Venaient ensuite les cours spécifiques. Ils changeaient selon le jour de la semaine.
Nathan et ses alter ego apprirent à manier le couteau, à se battre au corps à corps, à se servir d’un canoë-kayak, à glisser le long d’un câble, à pratiquer la plongée sous-marine et à piloter une voiture et une moto.
En fin de matinée, ils s’entraînaient au tir.

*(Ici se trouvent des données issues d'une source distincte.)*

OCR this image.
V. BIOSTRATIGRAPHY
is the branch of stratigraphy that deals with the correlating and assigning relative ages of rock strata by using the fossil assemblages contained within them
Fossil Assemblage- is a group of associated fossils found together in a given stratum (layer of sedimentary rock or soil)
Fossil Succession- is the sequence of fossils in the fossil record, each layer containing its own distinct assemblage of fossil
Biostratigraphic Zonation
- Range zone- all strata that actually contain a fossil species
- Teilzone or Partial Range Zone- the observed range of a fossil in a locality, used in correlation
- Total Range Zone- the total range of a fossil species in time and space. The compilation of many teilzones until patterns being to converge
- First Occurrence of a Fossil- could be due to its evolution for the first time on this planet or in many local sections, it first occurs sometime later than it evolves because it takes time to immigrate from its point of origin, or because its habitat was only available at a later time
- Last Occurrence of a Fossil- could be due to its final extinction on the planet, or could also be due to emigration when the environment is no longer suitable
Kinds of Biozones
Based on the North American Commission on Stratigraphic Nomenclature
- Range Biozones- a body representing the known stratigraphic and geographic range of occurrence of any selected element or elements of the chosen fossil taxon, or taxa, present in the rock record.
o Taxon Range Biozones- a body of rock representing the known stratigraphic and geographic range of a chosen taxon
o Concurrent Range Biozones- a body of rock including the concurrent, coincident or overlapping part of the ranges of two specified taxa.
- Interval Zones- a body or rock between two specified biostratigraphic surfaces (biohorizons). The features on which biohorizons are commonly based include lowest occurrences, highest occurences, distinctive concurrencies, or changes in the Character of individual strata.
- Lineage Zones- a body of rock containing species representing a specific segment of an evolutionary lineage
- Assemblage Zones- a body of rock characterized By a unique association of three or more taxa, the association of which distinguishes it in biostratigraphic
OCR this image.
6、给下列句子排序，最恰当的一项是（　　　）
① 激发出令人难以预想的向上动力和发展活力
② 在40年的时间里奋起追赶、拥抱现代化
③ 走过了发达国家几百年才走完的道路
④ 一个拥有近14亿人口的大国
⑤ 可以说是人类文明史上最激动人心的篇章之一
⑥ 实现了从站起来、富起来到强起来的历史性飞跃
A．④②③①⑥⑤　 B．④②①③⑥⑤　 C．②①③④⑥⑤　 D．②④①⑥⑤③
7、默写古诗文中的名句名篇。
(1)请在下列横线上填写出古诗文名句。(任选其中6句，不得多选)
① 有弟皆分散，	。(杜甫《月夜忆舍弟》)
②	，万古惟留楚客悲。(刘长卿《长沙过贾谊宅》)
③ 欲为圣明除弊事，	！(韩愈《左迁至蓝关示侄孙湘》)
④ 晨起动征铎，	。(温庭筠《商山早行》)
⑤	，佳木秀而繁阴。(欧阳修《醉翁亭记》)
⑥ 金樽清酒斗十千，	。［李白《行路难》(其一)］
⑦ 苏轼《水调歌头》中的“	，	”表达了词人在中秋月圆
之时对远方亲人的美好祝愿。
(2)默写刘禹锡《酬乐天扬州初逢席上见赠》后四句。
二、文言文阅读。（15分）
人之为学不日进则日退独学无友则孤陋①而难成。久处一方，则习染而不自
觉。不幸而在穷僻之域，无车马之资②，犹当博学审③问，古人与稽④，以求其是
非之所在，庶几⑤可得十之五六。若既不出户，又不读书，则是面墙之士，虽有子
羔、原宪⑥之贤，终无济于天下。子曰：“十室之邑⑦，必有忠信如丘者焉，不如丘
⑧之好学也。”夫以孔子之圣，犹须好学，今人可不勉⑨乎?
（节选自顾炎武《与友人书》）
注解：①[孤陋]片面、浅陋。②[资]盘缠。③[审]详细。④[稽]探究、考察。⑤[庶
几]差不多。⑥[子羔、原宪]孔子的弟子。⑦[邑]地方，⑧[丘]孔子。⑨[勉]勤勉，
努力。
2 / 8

Différentes disciplines étaient développées, depuis le tir en position couchée jusqu’à la technique permettant de tirer en action de défense, en pleine course, à vélo, en moto ou sur un bateau à moteur.
Ils se familiarisèrent également au maniement de certaines armes moins conventionnelles, comme l’arc, l’arbalète, l’épée ou une longue sarbacane qui lançait des flèches imbibées de chloroforme.
Malgré cet entraînement éprouvant et le fait qu’elle ne bénéficiait d’aucun régime de faveur, Éva ne déméritait pas.
Jim entrait en scène l’après-midi.
Durant les deux premières heures, il leur proposait de parcourir l’histoire du Troisième Reich, depuis la naissance d’Adolf Hitler jusqu’à sa mort, en analysant les étapes importantes qui avaient conduit à l’Holocauste.
Une longue partie du cours était consacrée aux camps ; depuis la création, en 1933, des premiers camps de concentration destinés à isoler les opposants au nazisme, jusqu’aux camps d’extermination comme Auschwitz, Belzec ou Treblinka dont l’objectif était l’exécution massive d’êtres humains.
Des documents et des photos passaient de main en main, dans le plus grand silence. La plupart des photos avaient été prises par des gardes SS. Certaines étaient insoutenables. En plus des images, de nombreux chiffres, effrayants, leur étaient assenés durant ce chapitre.